Nothing crafty today, but I hope to have a new creation soon. Okay, I've been a bad blogger...and commenter. I honestly haven't even looked at blogs since I've been home from CHA. How horrible is that?!? I'm really trying to find a happy medium in between all of this juggling.
I know I sound like a broken record...but I'm busy at my day job with new changes coming in March. I'm still busy with wholesale orders from CHA. My best friend is going through a hard time in her life right now and I can't even give her my full attention. I'm a bridesmaid and I'll be making invitations for my brother's wedding this summer. This is my life right now.
I started this book in December and I just finished it. Really, I just got too busy and finally made myself finish it. And it still took me 2 more days to actually write this post, lol. I absolutely loved this book though, so don't think it was boring! I saw Amy Tan do a collage of all the books she read in 2011 and I hope to make one for my 2012 book list!

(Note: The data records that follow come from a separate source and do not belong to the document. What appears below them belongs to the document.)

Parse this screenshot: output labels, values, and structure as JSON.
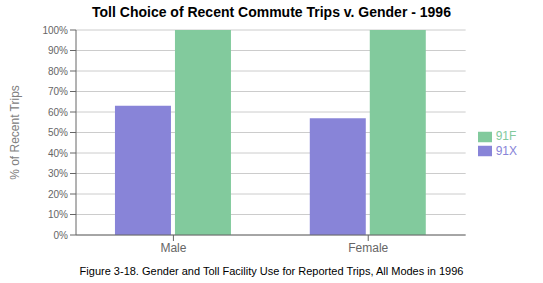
{
  "chart_data": {
    "type": "bar",
    "title": "Toll Choice of Recent Commute Trips v. Gender - 1996",
    "caption": "Figure 3-18. Gender and Toll Facility Use for Reported Trips, All Modes in 1996",
    "categories": [
      "Male",
      "Female"
    ],
    "series": [
      {
        "name": "91X",
        "color": "#8884d8",
        "values": [
          63,
          57
        ]
      },
      {
        "name": "91F",
        "color": "#82ca9d",
        "values": [
          100,
          100
        ]
      }
    ],
    "y_label": "% of Recent Trips",
    "ylim": [
      0,
      100
    ],
    "yticks": [
      {
        "value": 0,
        "label": "0%"
      },
      {
        "value": 10,
        "label": "10%"
      },
      {
        "value": 20,
        "label": "20%"
      },
      {
        "value": 30,
        "label": "30%"
      },
      {
        "value": 40,
        "label": "40%"
      },
      {
        "value": 50,
        "label": "50%"
      },
      {
        "value": 60,
        "label": "60%"
      },
      {
        "value": 70,
        "label": "70%"
      },
      {
        "value": 80,
        "label": "80%"
      },
      {
        "value": 90,
        "label": "90%"
      },
      {
        "value": 100,
        "label": "100%"
      }
    ],
    "grid": true,
    "legend": "right"
  }
}
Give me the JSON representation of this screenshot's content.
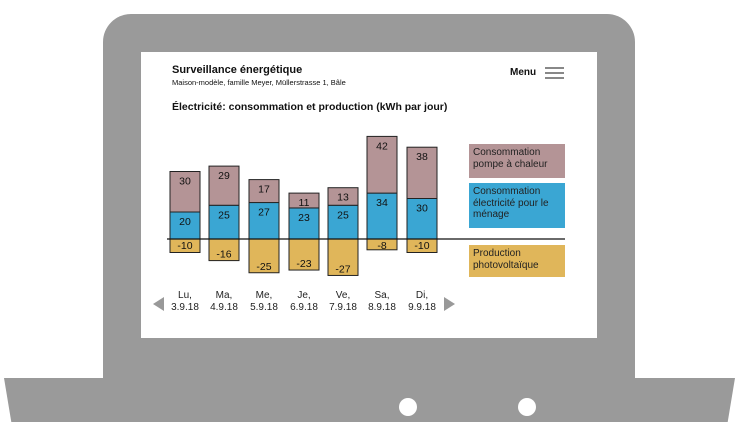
{
  "header": {
    "title": "Surveillance énergétique",
    "subtitle": "Maison-modèle, famille Meyer, Müllerstrasse 1, Bâle",
    "menu_label": "Menu"
  },
  "section": {
    "title": "Électricité: consommation et production (kWh par jour)"
  },
  "legend": [
    {
      "label": "Consommation pompe à chaleur",
      "color": "#b49496"
    },
    {
      "label": "Consommation électricité pour le ménage",
      "color": "#3aa6d3"
    },
    {
      "label": "Production photovoltaïque",
      "color": "#e0b65a"
    }
  ],
  "days": [
    {
      "day": "Lu,",
      "date": "3.9.18"
    },
    {
      "day": "Ma,",
      "date": "4.9.18"
    },
    {
      "day": "Me,",
      "date": "5.9.18"
    },
    {
      "day": "Je,",
      "date": "6.9.18"
    },
    {
      "day": "Ve,",
      "date": "7.9.18"
    },
    {
      "day": "Sa,",
      "date": "8.9.18"
    },
    {
      "day": "Di,",
      "date": "9.9.18"
    }
  ],
  "chart_data": {
    "type": "bar",
    "stacked": true,
    "categories": [
      "Lu, 3.9.18",
      "Ma, 4.9.18",
      "Me, 5.9.18",
      "Je, 6.9.18",
      "Ve, 7.9.18",
      "Sa, 8.9.18",
      "Di, 9.9.18"
    ],
    "series": [
      {
        "name": "Consommation électricité pour le ménage",
        "values": [
          20,
          25,
          27,
          23,
          25,
          34,
          30
        ],
        "color": "#3aa6d3"
      },
      {
        "name": "Consommation pompe à chaleur",
        "values": [
          30,
          29,
          17,
          11,
          13,
          42,
          38
        ],
        "color": "#b49496"
      },
      {
        "name": "Production photovoltaïque",
        "values": [
          -10,
          -16,
          -25,
          -23,
          -27,
          -8,
          -10
        ],
        "color": "#e0b65a"
      }
    ],
    "title": "Électricité: consommation et production (kWh par jour)",
    "ylim": [
      -30,
      80
    ]
  }
}
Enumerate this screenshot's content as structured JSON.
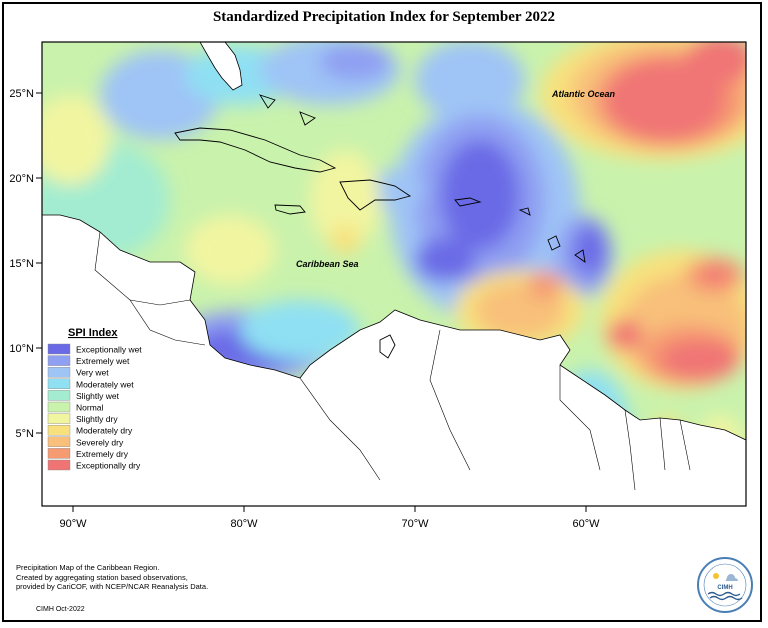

It's about a lady who grew up as a Mennonite and who left the community to go on and do other things. After being married 15 years, her husband leaves her for a man and she gets into a really bad car accident. As she needs someone to care for her while she is recovering, she returns to her parents house in the Mennonite community. Though she's sort of a rebel, this book is about accepting your heritage and having appreciation for it, even if you don't fully agree or live by it.
I completely relate this book, because Hmong culture is very much like this. Girls get married at a very young age and many don't even finish school...much less go to college. This is changing, but still not the norm. I am a rebel...I didn't get married at 16, I went to college, I have a great career, I make decisions for myself...and I married a white person, lol.
I was raised to take care of myself. If I got married to someone who could afford to take care of me, great. But if they died or left me...I needed to be able to work and survive. I knew I would never be able to have those values and marry a cultural traditional husband.
And best part...she actually talks a little bit about Hmong people! One of her mom's neighbors is Hmong and she talks about them eating chicken intestines, lol. Until Grand Torino came out, no one really knew who Hmong people were...unless some happened to live by you.
The movie is fabulous by the way. When Brent and I saw it in the theaters, we laughed the whole time. I think people were thoroughly annoyed...as it's not a funny movie at all. It's violent and it's very racial, but it stages every stereotypical thing and very true things in there. Saying Hmong wrong, that we eat cat, the Hmong gangs, the traditional clothes, etc...
Anyhoo, back to the book...was definitely not my normal kind of read. I got it for $2 at Borders while they were clearancing out their books. But this will definitely be a favorite that I actually keep.